Progress is underway at the Museum of Street Culture, opening in downtown Dallas in the fall, with an exhibit featuring photographer Mary Ellen Mark.
Mark, who died in 2015, was a photographer for Life magazine and a filmmaker known for documentaries such as 1984's Streetwise. The museum will feature Mark's project on homeless children in Seattle from the 1980s, and it will be displayed for a year.
Alan Govenar, the museum's founding director, said at a presentation on March 7 that Mark's work "reflects the philosophy of what Encore Park will be."
Govenar also announced partnerships for future exhibitions with the Nasher Sculpture Center, the Dallas Museum of Art, and with the Texas Folklife Museum in Austin, including one that will focus on Tejano music.
The Museum is part of Encore Park, the complex at the historic Warner Brothers building at 508 Park, which includes the revival of historic properties and social services for the at-risk and homeless with art, culture, and music.

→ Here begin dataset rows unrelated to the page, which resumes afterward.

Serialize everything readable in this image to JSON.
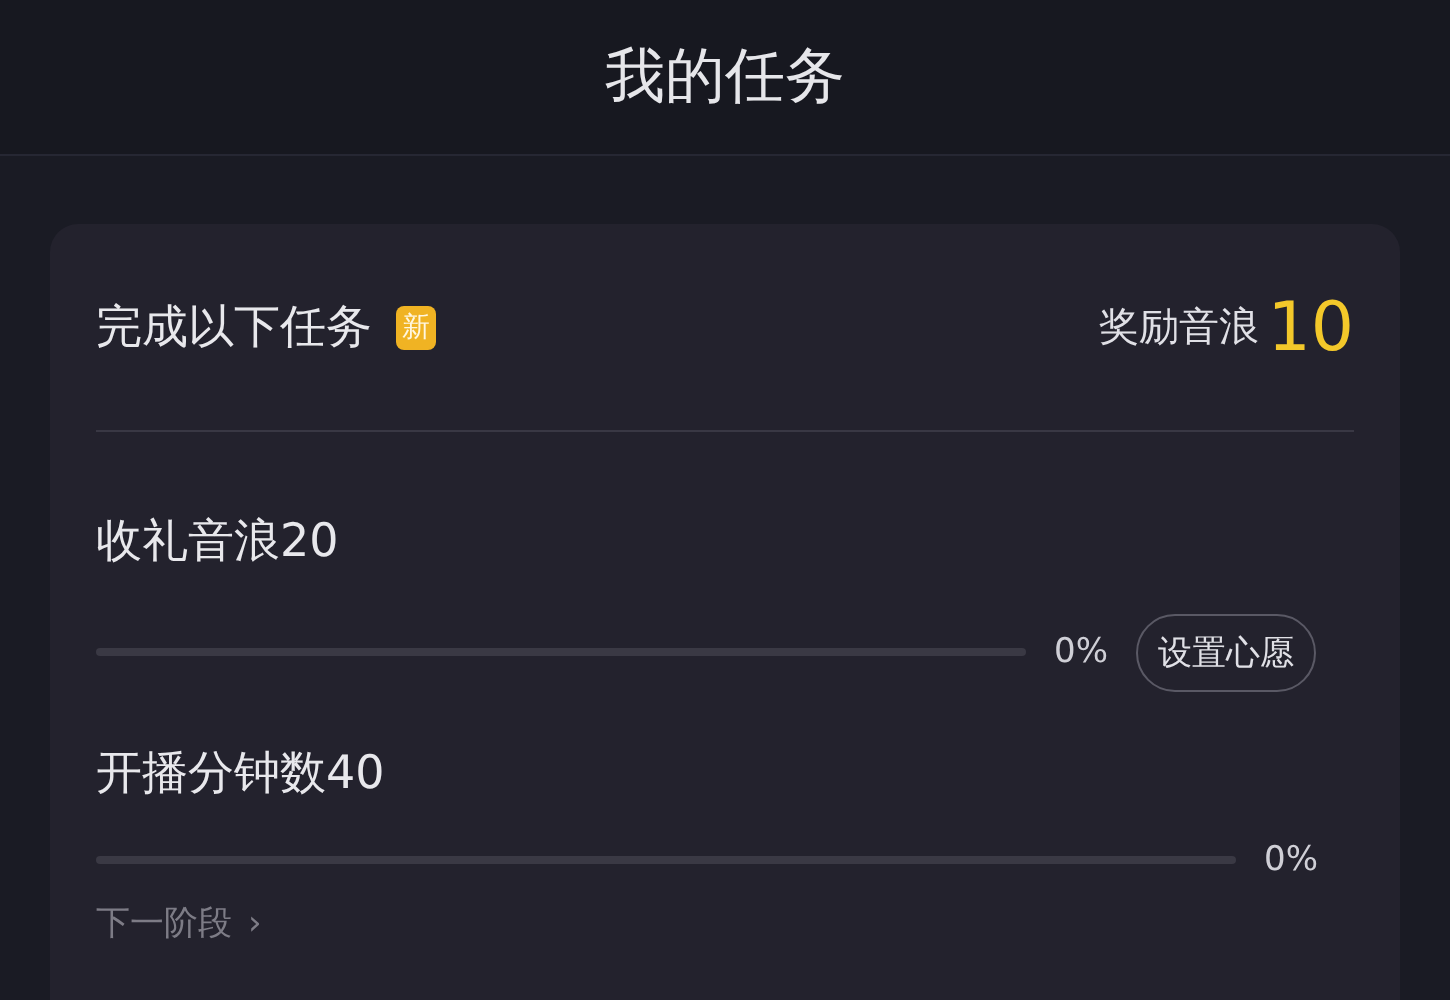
{
  "header": {
    "title": "我的任务"
  },
  "card": {
    "heading": "完成以下任务",
    "badge": "新",
    "reward_label": "奖励音浪",
    "reward_value": "10",
    "tasks": [
      {
        "kind": "wish",
        "name": "收礼音浪20",
        "level": 0,
        "reading": "0%",
        "button": "设置心愿"
      },
      {
        "kind": "plain",
        "name": "开播分钟数40",
        "level": 0,
        "reading": "0%"
      }
    ],
    "next_link": "下一阶段",
    "next_icon": "›"
  }
}
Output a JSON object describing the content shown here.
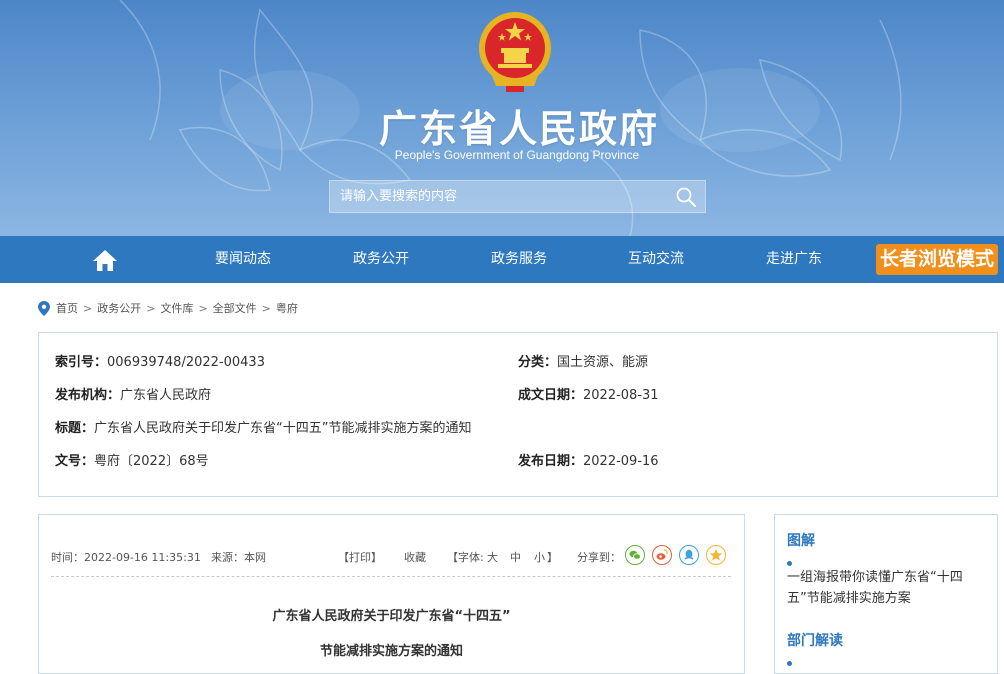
{
  "header": {
    "title": "广东省人民政府",
    "subtitle": "People's Government of Guangdong Province",
    "search_placeholder": "请输入要搜索的内容"
  },
  "nav": {
    "items": [
      "要闻动态",
      "政务公开",
      "政务服务",
      "互动交流",
      "走进广东"
    ],
    "elder_mode": "长者浏览模式"
  },
  "breadcrumb": [
    "首页",
    "政务公开",
    "文件库",
    "全部文件",
    "粤府"
  ],
  "meta": {
    "index_label": "索引号：",
    "index_value": "006939748/2022-00433",
    "category_label": "分类：",
    "category_value": "国土资源、能源",
    "issuer_label": "发布机构：",
    "issuer_value": "广东省人民政府",
    "written_label": "成文日期：",
    "written_value": "2022-08-31",
    "title_label": "标题：",
    "title_value": "广东省人民政府关于印发广东省“十四五”节能减排实施方案的通知",
    "docno_label": "文号：",
    "docno_value": "粤府〔2022〕68号",
    "published_label": "发布日期：",
    "published_value": "2022-09-16"
  },
  "article": {
    "time": "时间：2022-09-16 11:35:31",
    "source": "来源：本网",
    "print": "【打印】",
    "favorite": "收藏",
    "font_label": "【字体:",
    "font_large": "大",
    "font_medium": "中",
    "font_small": "小",
    "font_close": "】",
    "share": "分享到：",
    "title_line1": "广东省人民政府关于印发广东省“十四五”",
    "title_line2": "节能减排实施方案的通知"
  },
  "sidebar": {
    "heading1": "图解",
    "link1": "一组海报带你读懂广东省“十四五”节能减排实施方案",
    "heading2": "部门解读"
  },
  "colors": {
    "nav_blue": "#2e78bf",
    "elder_orange": "#f08f1c",
    "wechat": "#5fb236",
    "weibo": "#e0613b",
    "qq": "#3aa3e3",
    "qzone": "#f2b631"
  }
}
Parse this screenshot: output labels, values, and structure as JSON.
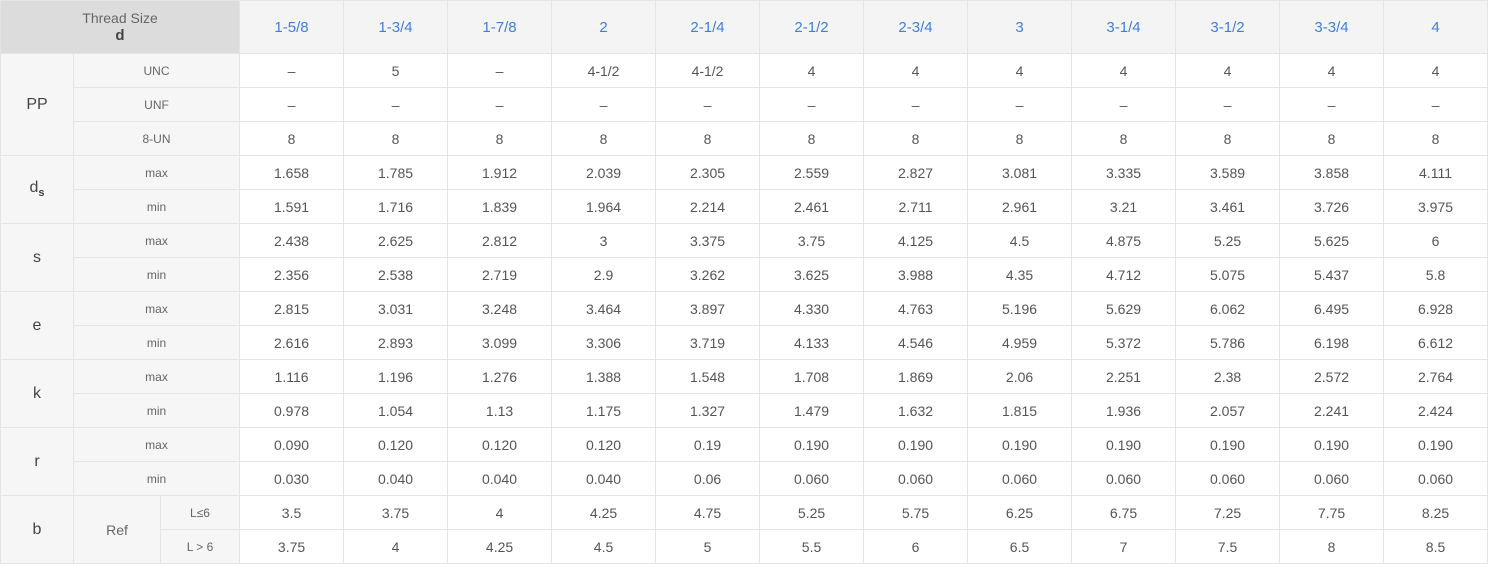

The Museum will host exhibitions, performances, installations, film and video screenings, new technologies, and emerging arts forms, all focused on historic issues, diverse cultures, and public expressions of art, ideas, and community.
It will feature art by The Stewpot’s homeless clients, where 90 percent of sales go to the artist and 10 percent go to future art supplies. There'll be concerts featuring genres like blues, polka, hip-hop, classical, Western swing, and Tejano; exhibits in vintage boxcars on the historic railroad spur to 515 Park; and commissioned art installations on Encore Park’s walls and rooftops.
The team includes museographer Adrien Gardère; architect Graham Greene; and Govenar, an author, director, and documentary filmmaker who conceived the Museum of Street Culture to engage all areas of Encore Park through exhibitions and outreach programs focused on public expressions of art, ideas, and community.
A pair of boxcars will reside on the historic railroad siding on Canton Street, bridging modern street culture with hobo and rail history, and serving as an entry to 515 Park.
Exhibits at 508 Park will focus on the building’s history, especially music and film. Exhibits at 515 Park will focus primarily on street culture-related topics like the Stewpot Art Program gallery and the Community Art Studio.
The Stewpot building will be renovated, including converting its garage to a state-of-the-art, trauma-informed-care reception and case-working space; reorienting the point of client access to Young St.; expanding the Stewpot Art Program Studio space by four times its current size; expanding Metrocare Services on-site; and adding a public Encore Park Cafe at the street level that will source its produce (when possible) from Encore Park’s three gardens.